Tuesday, January 22, 2008

Newhaven

Nostalgia runs rampant on the interweb.

It has been brought to my attention that my boyhood home is for sale. This is the home, in the 38117 zip code of Memphis, where I lived my seventh through 14th years of life. From that point it was less than a mile to school at St. Louis Elementary, where I spent the second through eighth grades. There was a magnolia tree in the front yard that probably still has my initials carved somewhere near the top, a dogwood tree, a gravel driveway and a rope swing in the massive Oak in the back. I had my own room, a bathroom across the hall, two sisters in the room next door, and my father eventually enclosed the screen porch in the back to make an additional room with a brick floor. The girl across the street was my age and who I spent most of my time with, running and playing and laughing, until sometime in the seventh or eighth grade when she became a woman and stopped speaking to me altogether. I had friends and family close by and what felt like all the time in the world. I was allowed to run and bike and travel as far as my imagination could take me.

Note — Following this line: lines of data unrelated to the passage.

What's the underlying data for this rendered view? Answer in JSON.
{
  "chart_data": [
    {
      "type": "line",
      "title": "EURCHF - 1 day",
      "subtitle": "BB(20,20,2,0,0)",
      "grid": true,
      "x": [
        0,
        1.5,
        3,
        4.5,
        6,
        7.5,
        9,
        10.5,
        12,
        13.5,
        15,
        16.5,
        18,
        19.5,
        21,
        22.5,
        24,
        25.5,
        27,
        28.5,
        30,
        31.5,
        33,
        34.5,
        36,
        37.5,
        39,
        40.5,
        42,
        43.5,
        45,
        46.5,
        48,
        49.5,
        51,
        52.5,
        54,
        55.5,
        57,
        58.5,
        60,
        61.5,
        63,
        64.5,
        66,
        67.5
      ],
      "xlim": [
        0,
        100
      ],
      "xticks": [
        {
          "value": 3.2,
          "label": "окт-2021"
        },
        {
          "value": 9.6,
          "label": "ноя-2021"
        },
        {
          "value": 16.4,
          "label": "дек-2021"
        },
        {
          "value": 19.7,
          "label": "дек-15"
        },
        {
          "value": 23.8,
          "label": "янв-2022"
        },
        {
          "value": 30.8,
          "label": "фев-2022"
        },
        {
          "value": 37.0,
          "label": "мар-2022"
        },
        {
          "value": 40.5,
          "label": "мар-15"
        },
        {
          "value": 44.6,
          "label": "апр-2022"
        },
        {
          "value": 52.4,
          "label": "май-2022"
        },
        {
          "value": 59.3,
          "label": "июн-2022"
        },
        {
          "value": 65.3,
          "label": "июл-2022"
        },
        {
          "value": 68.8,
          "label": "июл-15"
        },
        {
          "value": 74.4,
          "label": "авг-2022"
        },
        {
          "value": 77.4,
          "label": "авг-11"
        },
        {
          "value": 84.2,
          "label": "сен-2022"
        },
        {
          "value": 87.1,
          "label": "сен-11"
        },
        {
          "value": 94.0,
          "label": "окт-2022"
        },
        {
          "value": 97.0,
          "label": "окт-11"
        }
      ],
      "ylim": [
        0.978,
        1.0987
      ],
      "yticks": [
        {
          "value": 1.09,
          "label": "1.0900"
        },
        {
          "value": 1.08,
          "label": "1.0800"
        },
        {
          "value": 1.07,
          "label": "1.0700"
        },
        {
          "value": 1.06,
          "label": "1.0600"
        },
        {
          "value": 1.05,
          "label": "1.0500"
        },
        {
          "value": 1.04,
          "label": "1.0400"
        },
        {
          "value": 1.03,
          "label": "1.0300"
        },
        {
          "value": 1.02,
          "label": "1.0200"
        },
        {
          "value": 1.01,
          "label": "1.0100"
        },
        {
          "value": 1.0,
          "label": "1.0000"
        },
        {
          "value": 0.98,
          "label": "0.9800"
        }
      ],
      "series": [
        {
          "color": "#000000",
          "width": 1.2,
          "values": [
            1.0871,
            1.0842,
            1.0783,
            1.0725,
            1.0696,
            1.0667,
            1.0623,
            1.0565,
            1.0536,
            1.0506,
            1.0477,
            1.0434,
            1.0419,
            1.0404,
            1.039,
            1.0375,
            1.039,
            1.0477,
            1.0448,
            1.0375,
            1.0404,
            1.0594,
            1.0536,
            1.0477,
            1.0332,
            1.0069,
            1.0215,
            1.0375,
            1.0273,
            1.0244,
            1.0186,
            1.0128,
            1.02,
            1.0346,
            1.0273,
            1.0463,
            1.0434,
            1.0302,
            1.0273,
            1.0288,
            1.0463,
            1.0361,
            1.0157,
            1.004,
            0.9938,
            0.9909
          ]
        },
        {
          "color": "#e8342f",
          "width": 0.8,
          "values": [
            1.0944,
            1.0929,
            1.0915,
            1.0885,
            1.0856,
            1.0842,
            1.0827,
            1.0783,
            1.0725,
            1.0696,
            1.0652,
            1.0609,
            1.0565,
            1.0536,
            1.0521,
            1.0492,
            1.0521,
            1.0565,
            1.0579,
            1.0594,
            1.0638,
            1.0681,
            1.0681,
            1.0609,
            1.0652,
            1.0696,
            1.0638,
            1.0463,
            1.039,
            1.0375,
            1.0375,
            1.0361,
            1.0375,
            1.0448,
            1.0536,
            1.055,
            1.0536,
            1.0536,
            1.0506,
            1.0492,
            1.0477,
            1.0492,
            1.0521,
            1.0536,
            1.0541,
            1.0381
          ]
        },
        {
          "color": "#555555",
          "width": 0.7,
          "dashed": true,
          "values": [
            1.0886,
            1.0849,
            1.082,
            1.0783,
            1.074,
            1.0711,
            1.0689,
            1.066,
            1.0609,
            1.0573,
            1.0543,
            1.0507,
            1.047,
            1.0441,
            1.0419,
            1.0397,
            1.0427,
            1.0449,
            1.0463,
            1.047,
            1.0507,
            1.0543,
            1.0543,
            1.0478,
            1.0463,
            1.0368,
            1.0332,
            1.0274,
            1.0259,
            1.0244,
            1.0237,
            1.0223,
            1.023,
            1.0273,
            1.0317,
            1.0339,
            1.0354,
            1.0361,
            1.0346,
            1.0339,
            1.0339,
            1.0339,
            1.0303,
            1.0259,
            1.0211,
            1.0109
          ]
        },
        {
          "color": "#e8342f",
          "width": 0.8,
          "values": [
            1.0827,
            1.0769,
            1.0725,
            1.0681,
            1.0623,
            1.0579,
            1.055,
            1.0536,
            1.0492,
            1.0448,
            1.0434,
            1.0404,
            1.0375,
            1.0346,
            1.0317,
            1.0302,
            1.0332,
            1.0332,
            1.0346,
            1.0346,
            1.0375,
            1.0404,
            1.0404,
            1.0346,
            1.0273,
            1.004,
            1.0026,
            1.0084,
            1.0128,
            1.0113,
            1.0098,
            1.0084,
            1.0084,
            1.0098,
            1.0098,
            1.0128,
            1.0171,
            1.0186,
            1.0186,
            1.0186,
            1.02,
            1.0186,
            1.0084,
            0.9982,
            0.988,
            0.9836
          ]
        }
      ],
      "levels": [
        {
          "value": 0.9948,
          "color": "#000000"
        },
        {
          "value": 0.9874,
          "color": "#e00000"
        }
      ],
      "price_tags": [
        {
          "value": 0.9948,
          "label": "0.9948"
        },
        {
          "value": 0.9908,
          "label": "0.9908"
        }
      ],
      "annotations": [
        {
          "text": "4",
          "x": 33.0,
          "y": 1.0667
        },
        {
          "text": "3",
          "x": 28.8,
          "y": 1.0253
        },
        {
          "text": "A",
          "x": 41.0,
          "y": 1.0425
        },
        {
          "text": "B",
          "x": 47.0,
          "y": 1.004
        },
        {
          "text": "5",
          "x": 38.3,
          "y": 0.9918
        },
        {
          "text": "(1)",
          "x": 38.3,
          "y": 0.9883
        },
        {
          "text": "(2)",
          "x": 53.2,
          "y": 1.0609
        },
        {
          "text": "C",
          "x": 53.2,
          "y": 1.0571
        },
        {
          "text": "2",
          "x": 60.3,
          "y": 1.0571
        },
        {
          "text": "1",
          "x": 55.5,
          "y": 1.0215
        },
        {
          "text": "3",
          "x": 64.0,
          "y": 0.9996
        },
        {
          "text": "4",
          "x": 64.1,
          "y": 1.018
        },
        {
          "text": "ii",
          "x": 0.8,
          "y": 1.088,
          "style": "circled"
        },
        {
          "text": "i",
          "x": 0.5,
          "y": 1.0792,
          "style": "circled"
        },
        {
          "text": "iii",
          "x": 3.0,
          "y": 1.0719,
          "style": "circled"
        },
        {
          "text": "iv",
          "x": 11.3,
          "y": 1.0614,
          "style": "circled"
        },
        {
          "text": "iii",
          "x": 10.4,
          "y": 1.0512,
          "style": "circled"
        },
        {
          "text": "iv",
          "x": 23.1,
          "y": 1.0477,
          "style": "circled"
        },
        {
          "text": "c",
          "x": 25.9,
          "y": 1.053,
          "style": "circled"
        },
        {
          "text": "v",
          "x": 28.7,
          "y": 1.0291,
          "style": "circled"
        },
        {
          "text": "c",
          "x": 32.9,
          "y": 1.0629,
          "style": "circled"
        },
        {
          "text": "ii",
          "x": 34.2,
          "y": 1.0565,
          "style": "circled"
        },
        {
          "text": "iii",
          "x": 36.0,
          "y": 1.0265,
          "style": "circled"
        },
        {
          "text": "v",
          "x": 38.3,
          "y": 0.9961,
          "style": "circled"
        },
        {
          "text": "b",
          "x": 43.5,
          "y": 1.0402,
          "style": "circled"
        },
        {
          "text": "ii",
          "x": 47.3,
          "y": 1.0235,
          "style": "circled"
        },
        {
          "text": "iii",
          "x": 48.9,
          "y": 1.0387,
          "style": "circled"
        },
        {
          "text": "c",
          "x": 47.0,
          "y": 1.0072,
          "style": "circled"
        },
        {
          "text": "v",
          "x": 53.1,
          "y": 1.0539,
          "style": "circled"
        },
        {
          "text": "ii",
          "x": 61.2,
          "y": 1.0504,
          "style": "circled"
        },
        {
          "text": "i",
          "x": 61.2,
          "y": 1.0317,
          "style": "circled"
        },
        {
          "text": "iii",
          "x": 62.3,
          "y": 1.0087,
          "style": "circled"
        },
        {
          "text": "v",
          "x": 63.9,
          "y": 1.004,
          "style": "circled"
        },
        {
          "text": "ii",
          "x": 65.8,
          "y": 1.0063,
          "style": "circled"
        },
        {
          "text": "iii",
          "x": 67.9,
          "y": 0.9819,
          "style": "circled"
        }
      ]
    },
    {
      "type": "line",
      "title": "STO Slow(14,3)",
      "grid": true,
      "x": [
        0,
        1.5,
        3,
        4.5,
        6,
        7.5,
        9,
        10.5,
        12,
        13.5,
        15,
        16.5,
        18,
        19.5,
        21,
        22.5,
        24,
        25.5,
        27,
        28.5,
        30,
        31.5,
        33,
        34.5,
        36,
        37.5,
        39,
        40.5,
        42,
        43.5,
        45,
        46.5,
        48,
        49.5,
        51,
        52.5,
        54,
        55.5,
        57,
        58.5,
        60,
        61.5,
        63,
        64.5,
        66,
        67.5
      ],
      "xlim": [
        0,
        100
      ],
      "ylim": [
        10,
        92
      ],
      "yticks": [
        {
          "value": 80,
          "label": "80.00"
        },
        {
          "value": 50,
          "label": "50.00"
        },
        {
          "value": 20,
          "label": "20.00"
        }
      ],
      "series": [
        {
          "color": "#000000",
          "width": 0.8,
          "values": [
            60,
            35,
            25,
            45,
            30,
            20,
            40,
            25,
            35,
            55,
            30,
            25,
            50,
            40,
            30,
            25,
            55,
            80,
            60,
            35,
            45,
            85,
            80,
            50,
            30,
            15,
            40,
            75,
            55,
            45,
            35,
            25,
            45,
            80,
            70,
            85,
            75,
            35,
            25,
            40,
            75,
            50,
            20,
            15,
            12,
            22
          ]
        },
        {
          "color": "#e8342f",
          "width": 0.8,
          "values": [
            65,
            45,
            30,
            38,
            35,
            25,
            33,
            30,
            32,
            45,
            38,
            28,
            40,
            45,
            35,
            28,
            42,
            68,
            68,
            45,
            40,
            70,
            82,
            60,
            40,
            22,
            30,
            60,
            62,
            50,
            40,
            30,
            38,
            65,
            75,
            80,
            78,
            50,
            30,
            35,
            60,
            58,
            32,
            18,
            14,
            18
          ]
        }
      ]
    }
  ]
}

I have mostly happy memories there. And this is why the most difficult part of the real estate listing is in the description of the house, which reads: Tear down house for lot. Tear down house for lot. It might as well say, destroy childhood memory for profit. Every so often, if I find myself in East Memphis as I did just last Saturday while shopping at the Home Depot, I will drive by my old house, visit my childhood. I find it somewhat comforting to see the house and the yard and to know that part of my past is still in tact even if the house has undergone changes making it look like only a notion of the structure I once lived in. It was still there and I could drive my kids past it and say, "Look, that's where I come from."

But not for long. Not unless I can come up with the $214,700 it's going to take to buy it and preserve it, much like Graceland, as a shrine to me and to the era of 1977 - 1984.